The NDMI is a normalized difference moisture index, that uses NIR and SWIR bands to display moisture. The SWIR band reflects changes in both the vegetation water content and the spongy mesophyll structure in vegetation canopies, while the NIR reflectance is affected by leaf internal structure and leaf dry matter content but not by water content. The combination of the NIR with the SWIR removes variations induced by leaf internal structure and leaf dry matter content, improving the accuracy in retrieving the vegetation water content. The amount of water available in the internal leaf structure largely controls the spectral reflectance in the SWIR interval of the electromagnetic spectrum. SWIR reflectance is therefore negatively related to leaf water content. In short, NDMI is used to monitor changes in water content of leaves, and was proposed by Gao. NDWI is computed using the near infrared (NIR) and the short wave infrared (SWIR) reflectance’s:
Sentinel-2 NDMI = (B08 - B11) / (B08 + B11)

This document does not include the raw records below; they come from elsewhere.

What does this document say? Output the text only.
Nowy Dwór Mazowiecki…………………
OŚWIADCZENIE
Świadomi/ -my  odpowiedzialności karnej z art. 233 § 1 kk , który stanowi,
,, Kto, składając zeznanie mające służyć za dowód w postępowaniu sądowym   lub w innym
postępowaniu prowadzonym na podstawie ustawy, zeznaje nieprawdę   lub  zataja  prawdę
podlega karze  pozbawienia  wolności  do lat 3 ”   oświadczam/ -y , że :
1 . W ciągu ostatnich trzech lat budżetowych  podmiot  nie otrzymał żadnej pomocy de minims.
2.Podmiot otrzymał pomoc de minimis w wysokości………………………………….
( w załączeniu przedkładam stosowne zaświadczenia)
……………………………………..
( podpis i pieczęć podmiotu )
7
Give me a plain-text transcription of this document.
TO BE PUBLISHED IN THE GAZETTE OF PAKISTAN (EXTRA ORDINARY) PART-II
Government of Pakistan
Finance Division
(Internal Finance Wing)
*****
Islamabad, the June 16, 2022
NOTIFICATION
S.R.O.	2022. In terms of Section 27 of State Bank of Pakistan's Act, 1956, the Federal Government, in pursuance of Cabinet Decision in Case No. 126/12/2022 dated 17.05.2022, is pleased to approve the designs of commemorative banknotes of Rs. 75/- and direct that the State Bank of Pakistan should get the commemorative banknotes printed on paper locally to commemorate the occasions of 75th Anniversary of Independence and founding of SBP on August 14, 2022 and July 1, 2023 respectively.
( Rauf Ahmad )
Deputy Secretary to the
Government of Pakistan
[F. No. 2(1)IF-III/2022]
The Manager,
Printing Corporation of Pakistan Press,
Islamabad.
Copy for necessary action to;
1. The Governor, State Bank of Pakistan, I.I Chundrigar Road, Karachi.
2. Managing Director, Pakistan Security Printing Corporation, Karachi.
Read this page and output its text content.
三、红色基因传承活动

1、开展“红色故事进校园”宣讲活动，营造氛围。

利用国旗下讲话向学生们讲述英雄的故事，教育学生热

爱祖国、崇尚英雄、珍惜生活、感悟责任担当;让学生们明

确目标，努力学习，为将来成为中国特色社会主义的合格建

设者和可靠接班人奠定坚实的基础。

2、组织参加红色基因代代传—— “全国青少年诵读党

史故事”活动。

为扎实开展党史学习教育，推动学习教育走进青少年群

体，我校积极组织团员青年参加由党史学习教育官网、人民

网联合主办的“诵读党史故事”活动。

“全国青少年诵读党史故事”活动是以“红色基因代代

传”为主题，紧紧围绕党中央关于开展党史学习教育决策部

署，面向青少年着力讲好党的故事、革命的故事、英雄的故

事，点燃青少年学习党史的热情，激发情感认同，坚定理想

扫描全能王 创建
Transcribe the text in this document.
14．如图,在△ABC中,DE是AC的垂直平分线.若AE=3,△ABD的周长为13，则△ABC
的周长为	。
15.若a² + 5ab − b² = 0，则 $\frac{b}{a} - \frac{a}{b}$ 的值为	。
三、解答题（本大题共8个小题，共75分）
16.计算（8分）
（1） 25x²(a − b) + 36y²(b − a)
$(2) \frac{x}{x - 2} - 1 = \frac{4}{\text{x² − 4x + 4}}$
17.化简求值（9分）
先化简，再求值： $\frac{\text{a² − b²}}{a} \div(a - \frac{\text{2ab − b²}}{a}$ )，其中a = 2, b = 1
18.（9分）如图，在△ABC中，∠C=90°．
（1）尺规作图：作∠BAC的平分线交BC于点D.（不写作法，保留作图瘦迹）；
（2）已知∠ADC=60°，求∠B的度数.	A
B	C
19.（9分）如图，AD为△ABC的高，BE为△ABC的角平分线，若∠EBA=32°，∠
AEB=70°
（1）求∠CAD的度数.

Landsat 4-5 TM NDMI = (B04 - B05) / (B04 + B05)
Landsat 7 ETM+ NDMI = (B04 - B05) / (B04 + B05)
Landsat 8 NDMI = (B05 - B06) / (B05 + B06)
MODIS NDMI = (B02 - B06) / (B02 + B06)
Note: NDWI index is often used synonymously with the NDMI index, often using NIR-SWIR combination as one of the two options. Gao, referenced above, also called the index NDWI. NDMI seems to be consistently described using NIR-SWIR combination. As the indices with these two combinations work very differently, with NIR-SWIR highlighting differences in water content of leaves, and GREEN-NIR highlighting differences in water content of water bodies, we have decided to separate the indices on our repository as NDMI using NIR-SWIR, and NDWI using GREEN-NIR.
The NDMI of Rome, Italy. Acquired on 08.10.2017, processed by Sentinel Hub.
The NDMI of Betsiboka river, Madagascar. Acquired on 2020-08-01, processed by Sentinel Hub.